NERUDA is a rhapsody of juxtaposition and conundrum. Pablo Larraín’s film takes historical episodes from a contentious time in the life of Chile’s beloved poet, fervent Communist, elected senator, and creates a fable of suitably Olympian proportions. And, yes, poetry. This is not, however, the sun-dappled poetry of pastoral idylls nor of chivalric love. And yet, in the mutually exclusive logic that is poetry, it is.
This is not a biography. We glean bits and pieces of Neruda’s early life, including his first pair of shoes at age 12, but the story revolves around his fall from political grace in Chile. This would be his public break in 1948 with the populist president whom he had supported, a break that sends Neruda into hiding. This being Neruda, though, he doesn’t just go underground, he also toys with the police detective Óscar Peluchonneau (Gael García Bernal) tasked with bringing him in. An exercise in amusement and political theater that includes sending the detective the detective novels of which Neruda was so fond.

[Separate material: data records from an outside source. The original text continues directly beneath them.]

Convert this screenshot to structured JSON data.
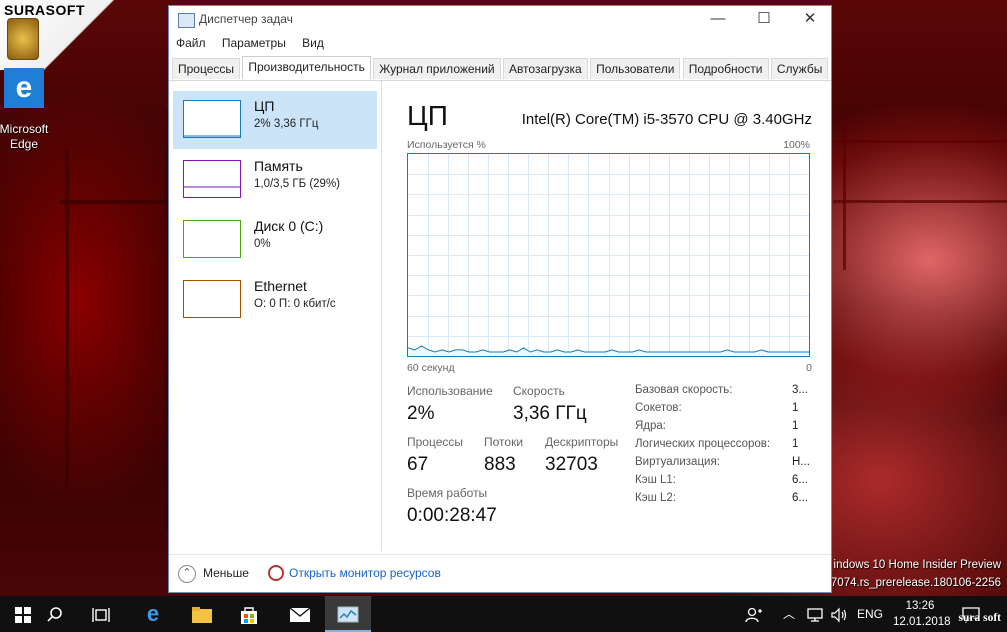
{
  "desktop": {
    "brand": "SURASOFT",
    "edge_label_1": "Microsoft",
    "edge_label_2": "Edge",
    "watermark_line1": "indows 10 Home Insider Preview",
    "watermark_line2": "17074.rs_prerelease.180106-2256",
    "watermark_brand": "sura soft"
  },
  "window": {
    "title": "Диспетчер задач",
    "minimize": "—",
    "maximize": "☐",
    "close": "✕",
    "menu": [
      "Файл",
      "Параметры",
      "Вид"
    ],
    "tabs": [
      "Процессы",
      "Производительность",
      "Журнал приложений",
      "Автозагрузка",
      "Пользователи",
      "Подробности",
      "Службы"
    ],
    "active_tab": "Производительность"
  },
  "resources": [
    {
      "name": "ЦП",
      "value": "2% 3,36 ГГц",
      "color": "#117dbb",
      "selected": true
    },
    {
      "name": "Память",
      "value": "1,0/3,5 ГБ (29%)",
      "color": "#8b12ae",
      "selected": false
    },
    {
      "name": "Диск 0 (C:)",
      "value": "0%",
      "color": "#4da60c",
      "selected": false
    },
    {
      "name": "Ethernet",
      "value": "О: 0 П: 0 кбит/с",
      "color": "#a74f01",
      "selected": false
    }
  ],
  "cpu": {
    "title": "ЦП",
    "model": "Intel(R) Core(TM) i5-3570 CPU @ 3.40GHz",
    "graph_label": "Используется %",
    "graph_max": "100%",
    "graph_min": "0",
    "graph_time": "60 секунд",
    "usage_label": "Использование",
    "usage": "2%",
    "speed_label": "Скорость",
    "speed": "3,36 ГГц",
    "processes_label": "Процессы",
    "processes": "67",
    "threads_label": "Потоки",
    "threads": "883",
    "handles_label": "Дескрипторы",
    "handles": "32703",
    "uptime_label": "Время работы",
    "uptime": "0:00:28:47",
    "details": [
      {
        "k": "Базовая скорость:",
        "v": "3..."
      },
      {
        "k": "Сокетов:",
        "v": "1"
      },
      {
        "k": "Ядра:",
        "v": "1"
      },
      {
        "k": "Логических процессоров:",
        "v": "1"
      },
      {
        "k": "Виртуализация:",
        "v": "Н..."
      },
      {
        "k": "Кэш L1:",
        "v": "6..."
      },
      {
        "k": "Кэш L2:",
        "v": "6..."
      }
    ],
    "history": [
      4,
      3,
      5,
      3,
      2,
      3,
      2,
      3,
      3,
      2,
      2,
      3,
      2,
      2,
      2,
      3,
      2,
      4,
      2,
      3,
      2,
      2,
      3,
      2,
      2,
      3,
      2,
      2,
      2,
      2,
      3,
      2,
      2,
      2,
      3,
      2,
      2,
      2,
      2,
      2,
      2,
      2,
      2,
      2,
      2,
      2,
      2,
      3,
      2,
      2,
      2,
      2,
      3,
      2,
      2,
      2,
      2,
      2,
      2,
      2
    ]
  },
  "footer": {
    "fewer": "Меньше",
    "monitor_link": "Открыть монитор ресурсов"
  },
  "taskbar": {
    "lang": "ENG",
    "time": "13:26",
    "date": "12.01.2018"
  }
}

We meet Neruda (Luis Gnecco) in the Senate’s men’s room, where his fellow senators hail him as Caligula after the Communist Party has been outlawed. It’s a suitably puckish start to a film that skewers politics and social pretensions while also getting to the heart of why Neruda was so revered by the downtrodden and the oddball. Yes, he parties where the height of decadence, he would leave the arms of his devoted wife (Mercedes Morán) to frolic in a brothel with Dionysian zeal, both depicted with a palpable gusto by Larraín. He also humbly submits to the admonishments of a peasant putting him in his place about the proletariat struggle, and offers dignity to the transvestite brothel crooner. When that singer is brought in for questioning, the tearful defiance borne of his encounter with the poet, who recited a poem just for him and called him a fellow artist, sums up the power of art to effect change that no dictator can stop.
Gnecco plays Neruda with relish, but also a hint of mystery. Peevish, selfish, spontaneously generous and calculatingly cruel, he is a mass of contradictions that produce genius in him, and passionate loyalty in others, even those who owe it to him the least. As for Bernal’s Peluchonneau, the bastard son of the founder of the Chilean police, he is no mystery at all, but a barely contained combustion of anger and ambition that finds its channel in emulating the father who was embarrassed by his existence.
The plot is solid enough, with the famous and the infamous popping up in various unexpected fashions, but it is the force of the personalities that drive the film. Neruda with an almost paternal indulgence of his pursuer, and Peluchonneau’s vivid desperation for the capture and the acclaim that will come with it mocking him as much as it also drives him.
Is everything you see in NERUDA factually true? Maybe, maybe not. But as a portrait of an artist with imperfections and genius, it has a truth that mere reportage cannot approach. As a portrait of a country grappling with applying abstract ideology to human endeavor, it is unimpeachable.